Et l’écrivain Gilles Jacob aujourd’hui ?

L’écrivain, il écrit à la main, au crayon à vrai dire. Ensuite il tape sur l’ordinateur parce que l’ordinateur a un avantage énorme, c’est que vous pouvez avoir des repentirs. Moi je suis tellement maniaque que quand j’écris une page à la main, si à l’avant-dernière ligne il y a une faute, je recopie toute la page. Ça prend du temps.

Vous n’êtes pas du genre à raturer. Vous aimez ce qui est propre ?

Exactement. Et donc l’ordinateur, pour ça c’est une merveille.

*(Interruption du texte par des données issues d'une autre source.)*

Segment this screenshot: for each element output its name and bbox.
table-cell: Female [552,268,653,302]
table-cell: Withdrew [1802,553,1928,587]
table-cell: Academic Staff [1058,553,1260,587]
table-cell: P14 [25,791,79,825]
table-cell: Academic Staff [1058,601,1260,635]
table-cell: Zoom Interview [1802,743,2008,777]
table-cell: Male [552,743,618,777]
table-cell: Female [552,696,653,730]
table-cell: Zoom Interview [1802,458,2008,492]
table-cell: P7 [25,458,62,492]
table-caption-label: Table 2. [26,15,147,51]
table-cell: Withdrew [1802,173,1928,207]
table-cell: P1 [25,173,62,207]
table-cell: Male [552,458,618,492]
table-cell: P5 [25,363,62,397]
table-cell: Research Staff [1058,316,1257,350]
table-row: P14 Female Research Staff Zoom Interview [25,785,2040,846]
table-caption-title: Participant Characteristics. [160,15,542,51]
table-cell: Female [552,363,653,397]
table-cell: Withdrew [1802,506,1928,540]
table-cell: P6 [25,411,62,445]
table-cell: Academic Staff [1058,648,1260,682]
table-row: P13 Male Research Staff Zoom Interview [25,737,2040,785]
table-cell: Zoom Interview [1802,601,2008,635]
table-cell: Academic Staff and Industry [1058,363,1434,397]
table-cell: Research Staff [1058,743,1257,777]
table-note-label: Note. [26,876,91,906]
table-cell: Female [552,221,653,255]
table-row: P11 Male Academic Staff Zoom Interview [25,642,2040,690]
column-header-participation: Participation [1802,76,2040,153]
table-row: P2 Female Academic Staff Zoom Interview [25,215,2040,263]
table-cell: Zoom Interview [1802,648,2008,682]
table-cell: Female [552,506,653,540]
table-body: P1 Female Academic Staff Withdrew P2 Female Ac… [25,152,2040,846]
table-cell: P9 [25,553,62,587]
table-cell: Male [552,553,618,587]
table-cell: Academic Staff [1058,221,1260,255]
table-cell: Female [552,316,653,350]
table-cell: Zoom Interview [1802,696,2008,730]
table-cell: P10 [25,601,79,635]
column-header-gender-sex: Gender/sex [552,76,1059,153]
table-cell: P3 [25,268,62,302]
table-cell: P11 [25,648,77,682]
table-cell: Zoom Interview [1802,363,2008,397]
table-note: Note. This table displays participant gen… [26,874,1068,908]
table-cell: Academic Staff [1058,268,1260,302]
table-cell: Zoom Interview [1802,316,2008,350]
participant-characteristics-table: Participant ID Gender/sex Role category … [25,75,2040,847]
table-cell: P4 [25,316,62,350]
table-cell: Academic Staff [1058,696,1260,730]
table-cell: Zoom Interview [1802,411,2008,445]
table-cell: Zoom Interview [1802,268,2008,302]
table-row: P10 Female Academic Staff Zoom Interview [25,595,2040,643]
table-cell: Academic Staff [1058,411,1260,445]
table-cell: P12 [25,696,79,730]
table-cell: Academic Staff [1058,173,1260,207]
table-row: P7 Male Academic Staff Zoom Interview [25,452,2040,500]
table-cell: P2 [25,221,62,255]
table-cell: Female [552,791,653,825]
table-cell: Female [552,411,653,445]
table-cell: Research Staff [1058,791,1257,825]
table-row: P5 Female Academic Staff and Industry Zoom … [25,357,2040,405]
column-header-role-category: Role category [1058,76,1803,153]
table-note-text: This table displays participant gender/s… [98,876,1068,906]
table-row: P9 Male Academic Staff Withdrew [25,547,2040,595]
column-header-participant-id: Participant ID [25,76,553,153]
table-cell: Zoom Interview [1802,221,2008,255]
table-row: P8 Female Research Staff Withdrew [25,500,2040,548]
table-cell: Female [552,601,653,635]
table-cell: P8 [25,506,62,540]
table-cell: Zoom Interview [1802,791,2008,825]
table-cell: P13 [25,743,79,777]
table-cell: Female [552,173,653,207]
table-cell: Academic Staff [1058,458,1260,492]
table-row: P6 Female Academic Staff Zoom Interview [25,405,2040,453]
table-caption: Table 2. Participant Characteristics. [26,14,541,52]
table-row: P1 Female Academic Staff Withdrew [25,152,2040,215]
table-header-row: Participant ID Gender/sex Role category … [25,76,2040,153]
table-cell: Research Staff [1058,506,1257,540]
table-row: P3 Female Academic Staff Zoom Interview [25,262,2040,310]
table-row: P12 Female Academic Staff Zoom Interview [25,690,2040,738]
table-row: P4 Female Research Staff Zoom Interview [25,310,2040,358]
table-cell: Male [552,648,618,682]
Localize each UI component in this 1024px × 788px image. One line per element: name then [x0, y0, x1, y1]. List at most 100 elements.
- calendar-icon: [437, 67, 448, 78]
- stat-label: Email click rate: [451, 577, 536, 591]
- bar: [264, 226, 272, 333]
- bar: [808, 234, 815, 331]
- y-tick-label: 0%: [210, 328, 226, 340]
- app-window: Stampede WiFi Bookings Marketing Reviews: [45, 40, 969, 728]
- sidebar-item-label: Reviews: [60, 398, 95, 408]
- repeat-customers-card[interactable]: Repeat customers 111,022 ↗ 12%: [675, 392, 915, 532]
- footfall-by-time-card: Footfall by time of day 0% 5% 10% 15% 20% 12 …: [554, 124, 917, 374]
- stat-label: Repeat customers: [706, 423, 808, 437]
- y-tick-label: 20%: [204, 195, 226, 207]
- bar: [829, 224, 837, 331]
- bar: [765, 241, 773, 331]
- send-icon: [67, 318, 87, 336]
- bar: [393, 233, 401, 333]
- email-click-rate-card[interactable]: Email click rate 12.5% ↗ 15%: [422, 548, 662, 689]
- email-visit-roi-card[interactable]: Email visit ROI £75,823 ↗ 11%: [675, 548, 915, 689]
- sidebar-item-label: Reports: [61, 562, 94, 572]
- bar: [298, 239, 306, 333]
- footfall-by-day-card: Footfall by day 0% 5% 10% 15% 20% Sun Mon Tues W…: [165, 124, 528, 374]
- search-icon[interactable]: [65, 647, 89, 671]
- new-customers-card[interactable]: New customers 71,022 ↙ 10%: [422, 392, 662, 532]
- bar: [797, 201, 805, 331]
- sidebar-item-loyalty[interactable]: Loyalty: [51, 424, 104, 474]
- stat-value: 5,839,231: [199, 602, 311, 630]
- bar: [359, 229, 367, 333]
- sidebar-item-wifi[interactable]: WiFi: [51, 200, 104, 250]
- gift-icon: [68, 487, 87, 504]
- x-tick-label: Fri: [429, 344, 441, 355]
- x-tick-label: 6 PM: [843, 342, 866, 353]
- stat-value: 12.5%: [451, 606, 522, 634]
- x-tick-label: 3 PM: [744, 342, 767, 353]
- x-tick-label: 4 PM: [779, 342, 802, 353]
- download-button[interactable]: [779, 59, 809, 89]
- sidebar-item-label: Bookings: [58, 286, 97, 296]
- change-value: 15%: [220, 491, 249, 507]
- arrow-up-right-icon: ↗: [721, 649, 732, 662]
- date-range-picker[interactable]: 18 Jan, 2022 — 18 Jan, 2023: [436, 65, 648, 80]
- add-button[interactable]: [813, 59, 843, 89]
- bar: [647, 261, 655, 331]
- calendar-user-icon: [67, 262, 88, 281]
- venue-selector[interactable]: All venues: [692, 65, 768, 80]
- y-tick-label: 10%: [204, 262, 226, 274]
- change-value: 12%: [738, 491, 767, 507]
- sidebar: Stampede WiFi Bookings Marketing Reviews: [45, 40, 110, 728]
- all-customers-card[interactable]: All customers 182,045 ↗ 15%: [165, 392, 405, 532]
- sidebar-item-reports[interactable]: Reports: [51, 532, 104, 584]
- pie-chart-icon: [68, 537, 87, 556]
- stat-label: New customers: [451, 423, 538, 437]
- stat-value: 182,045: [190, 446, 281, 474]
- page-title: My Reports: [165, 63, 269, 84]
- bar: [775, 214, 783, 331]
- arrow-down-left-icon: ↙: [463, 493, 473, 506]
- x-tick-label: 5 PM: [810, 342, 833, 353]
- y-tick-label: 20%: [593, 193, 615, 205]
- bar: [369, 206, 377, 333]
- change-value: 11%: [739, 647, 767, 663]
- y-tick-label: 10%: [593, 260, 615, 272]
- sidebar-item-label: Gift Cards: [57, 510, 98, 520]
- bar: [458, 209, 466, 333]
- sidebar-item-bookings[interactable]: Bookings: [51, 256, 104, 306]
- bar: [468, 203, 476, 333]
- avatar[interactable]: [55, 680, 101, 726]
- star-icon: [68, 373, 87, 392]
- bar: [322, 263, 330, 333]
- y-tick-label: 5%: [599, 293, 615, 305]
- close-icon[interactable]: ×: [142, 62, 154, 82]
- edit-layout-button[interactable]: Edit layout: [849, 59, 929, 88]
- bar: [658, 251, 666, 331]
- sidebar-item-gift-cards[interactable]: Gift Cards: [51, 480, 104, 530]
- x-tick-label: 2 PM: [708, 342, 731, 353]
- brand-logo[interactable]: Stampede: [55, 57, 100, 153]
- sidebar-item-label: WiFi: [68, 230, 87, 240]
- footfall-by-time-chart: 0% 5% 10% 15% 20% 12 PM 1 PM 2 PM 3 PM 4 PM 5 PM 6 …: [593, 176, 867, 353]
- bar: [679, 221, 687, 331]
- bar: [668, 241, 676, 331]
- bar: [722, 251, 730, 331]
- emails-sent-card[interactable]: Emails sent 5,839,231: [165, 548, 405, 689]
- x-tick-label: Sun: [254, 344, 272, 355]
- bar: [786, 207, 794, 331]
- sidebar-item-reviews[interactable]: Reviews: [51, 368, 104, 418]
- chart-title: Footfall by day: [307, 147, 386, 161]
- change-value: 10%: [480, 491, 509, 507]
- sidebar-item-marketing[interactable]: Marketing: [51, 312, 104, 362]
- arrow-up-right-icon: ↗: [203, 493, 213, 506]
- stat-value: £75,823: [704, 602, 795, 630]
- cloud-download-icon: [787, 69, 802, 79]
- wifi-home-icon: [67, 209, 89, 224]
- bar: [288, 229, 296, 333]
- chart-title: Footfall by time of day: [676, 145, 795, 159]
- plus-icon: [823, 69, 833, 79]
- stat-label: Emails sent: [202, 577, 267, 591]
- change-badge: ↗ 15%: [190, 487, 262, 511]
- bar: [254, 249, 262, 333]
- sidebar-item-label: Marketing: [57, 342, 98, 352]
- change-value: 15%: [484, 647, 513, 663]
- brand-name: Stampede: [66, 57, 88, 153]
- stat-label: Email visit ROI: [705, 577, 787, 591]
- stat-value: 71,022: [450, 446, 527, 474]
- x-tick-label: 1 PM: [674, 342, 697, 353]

La première fois qu’on a pu lire une critique de cinéma sur la plume de Gilles Jacob, c’était La Règle du jeu de Jean Renoir. Si de nouveau, on vous demandait de faire la critique de ce film, qu’est-ce que vous me diriez ?
 
Je n’aurai pas tellement de mal parce que c’est un film que je vois environ tous les ans. Pour moi, c’est un des plus beaux films, peut-être le plus beau de toute l’histoire du cinéma français. Et je parle sérieusement. C’était déjà à l’époque une énorme satire et un portrait de la société française qui se passait à la fois chez les maîtres et chez les domestiques, un peu dans la grande tradition de Marivaux par exemple. Jean Renoir, c’est l’esprit français et il y avait évidemment un talent cinématographique des acteurs. On entendait tout à l’heure Marcel Dalio dans une scène célèbre. Mais il y en a d’autres, il y a Julien Carette, Jean Renoir lui-même. C’est toujours très attendrissant et émouvant d’entendre cela parce qu’on a beau le revoir, on découvre toujours quelque chose. C’est le propre des grands films.